Protokol uyarınca uluslararası marka tescilinin gerçekleştirilebilmesi için öncelikle menşe ülkede, tescilli bir markanın veya en azından ilgili marka başvurusunun bulunması gerekmektedir. Uluslararası marka başvurusu, söz konusu tescilli markaya ya da marka başvurusuna dayanarak menşe ofis aracılığıyla İsviçre’nin Cenova kentinde kurulmuş olan Dünya Fikri Mülkiyet Örgütü (“WIPO“)’ne yapılmaktadır. Madrid Protokolü üzerinden yapılan uluslararası marka başvuruları, menşe ofis tarafından en geç iki ay içerisinde değerlendirilir ve şekli açıdan uygun görülmesi halinde menşe ofis aracılığıyla WIPO’ya bildirilir.
WIPO, uygunsuzluk olmadığının tespiti halinde başvuruyu uluslararası sicile kaydeder. Sonrasında WIPO, menşe ülke vasıtasıyla gönderilen başvuru formunda marka korumasının talep edildiği akit taraflara bildirimde bulunur. Bu şekilde uluslararası olarak tescil edilmiş bir marka tescili 10 yıl süre ile korunmaktadır. Talep üzerine ve yenileme ücretinin ödenmesi halinde 10 yıllık süreler ile yenilemesi mümkün olmaktadır.
CTM başvurusundan en önemli farkı, marka başvurusunun başvurulan ülkelerden birisinde reddedilmesi halinde; işbu ret diğer akit ülkelerdeki başvuruların akıbetine etki etmemektedir. Örneğin, başvuru formunda koruma talep edilen 5 ülkeden birindeki hukuki mevzuat marka tesciline müsaade etmiyor ise kalan 4 ülkedeki tescil işlemleri, bahsi geçen ret olgusundan etkilenmez
Protokol uyarınca uluslararası tescilli marka; menşe ofiste başvurusu yapılan veya tescil edilen esas markaya, uluslararası tescil tarihinden itibaren 5 yıl süre ile bağımlı kalır.
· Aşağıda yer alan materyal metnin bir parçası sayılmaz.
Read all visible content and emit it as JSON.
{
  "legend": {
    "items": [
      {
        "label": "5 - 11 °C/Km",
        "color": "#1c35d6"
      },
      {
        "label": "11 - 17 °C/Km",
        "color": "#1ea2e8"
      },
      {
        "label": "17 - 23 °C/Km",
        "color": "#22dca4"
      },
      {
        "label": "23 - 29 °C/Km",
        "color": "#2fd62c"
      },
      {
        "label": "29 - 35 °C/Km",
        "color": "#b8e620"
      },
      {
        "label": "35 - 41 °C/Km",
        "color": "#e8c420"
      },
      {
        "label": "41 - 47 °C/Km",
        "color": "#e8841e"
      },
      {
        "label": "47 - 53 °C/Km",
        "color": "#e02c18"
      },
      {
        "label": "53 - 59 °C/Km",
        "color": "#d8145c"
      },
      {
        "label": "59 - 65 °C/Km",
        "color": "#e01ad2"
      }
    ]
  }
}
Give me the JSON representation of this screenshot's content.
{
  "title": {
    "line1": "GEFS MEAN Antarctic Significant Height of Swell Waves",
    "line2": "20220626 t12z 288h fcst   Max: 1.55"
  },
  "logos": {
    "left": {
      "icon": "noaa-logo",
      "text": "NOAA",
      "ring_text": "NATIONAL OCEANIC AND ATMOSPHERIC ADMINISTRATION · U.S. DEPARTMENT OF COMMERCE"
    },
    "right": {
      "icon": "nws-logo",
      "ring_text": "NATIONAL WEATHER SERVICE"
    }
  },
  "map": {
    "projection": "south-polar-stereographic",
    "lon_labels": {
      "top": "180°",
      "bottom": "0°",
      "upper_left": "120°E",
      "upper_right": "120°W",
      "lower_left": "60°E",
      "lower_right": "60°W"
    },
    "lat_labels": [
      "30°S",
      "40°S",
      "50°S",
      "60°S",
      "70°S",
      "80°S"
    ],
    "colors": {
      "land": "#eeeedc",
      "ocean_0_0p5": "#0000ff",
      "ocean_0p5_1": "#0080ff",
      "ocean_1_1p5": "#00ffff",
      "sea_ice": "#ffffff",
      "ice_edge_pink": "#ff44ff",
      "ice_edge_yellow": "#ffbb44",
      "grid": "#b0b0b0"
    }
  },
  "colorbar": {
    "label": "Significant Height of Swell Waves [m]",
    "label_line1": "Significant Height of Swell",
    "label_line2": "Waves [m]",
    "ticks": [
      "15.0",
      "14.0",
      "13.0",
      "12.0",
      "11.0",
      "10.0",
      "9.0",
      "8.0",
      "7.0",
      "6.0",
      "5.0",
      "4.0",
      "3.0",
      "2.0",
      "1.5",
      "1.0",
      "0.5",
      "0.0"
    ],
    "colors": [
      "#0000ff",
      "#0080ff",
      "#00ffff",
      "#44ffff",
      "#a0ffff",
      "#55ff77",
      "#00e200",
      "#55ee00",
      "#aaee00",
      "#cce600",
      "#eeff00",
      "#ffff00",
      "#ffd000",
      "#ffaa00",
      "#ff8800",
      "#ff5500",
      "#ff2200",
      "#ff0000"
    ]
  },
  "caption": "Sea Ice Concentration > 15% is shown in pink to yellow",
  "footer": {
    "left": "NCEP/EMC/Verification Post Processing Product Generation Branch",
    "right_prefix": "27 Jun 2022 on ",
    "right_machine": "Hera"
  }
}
Bunun anlamı şudur; tescilden itibaren 5 yıllık süre içine esas markanın veya marka başvurusunun, koruma kapsamını kısıtlayacak veya ortadan kaldıracak değişiklikler, menşe ofis tarafından WIPO’ya bildirilir ve Uluslararası başvurunun tescil kapsamı da kısıtlanır veya ortadan kaldırılır. Aynı hüküm uyarınca tescilden itibaren 5 yıllık sürenin geçmesi sonunda uluslararası tescil, esas markanın menşe ofisçe tescilinden veya buradaki tescil başvurusundan bağımsız hale gelir.
. Sonuç
Günümüzde hızla gelişen teknoloji ve ticari faaliyetler neticesinde şirketlerin uluslararası pazarda faaliyet sergilemek istemesi; marka taklitlerine karşı uluslararası koruma talep etmesi gibi sebepler ile uluslararası marka tescili bir anlamda zorunlu hale gelmiştir. Markanın her ülkede ayrı ayrı tescil edilmesi; birden fazla başvuru ücreti ödeme, belge hazırlama, yerel dili kullanma gibi birçok ekonomik ve zamansal sorunu da beraberinde getirdiğinden uluslararası marka tescil sistemleri sıklıkla tercih edilmektedir. Tüm sistemlerin kendine göre avantaj ve dezavantajları olmasına karşın WIPO tarafından oluşturulan Madrid Sistemi ve Avrupa Birliği kapsamında kurulmuş olan CTM-Avrupa Topluluk Marka Sistemi tek başvuru, tek dil ve neticede uluslararası koruma prensibinden hareketle en fazla tercih edilen tescil sistemlerini oluşturmaktadır.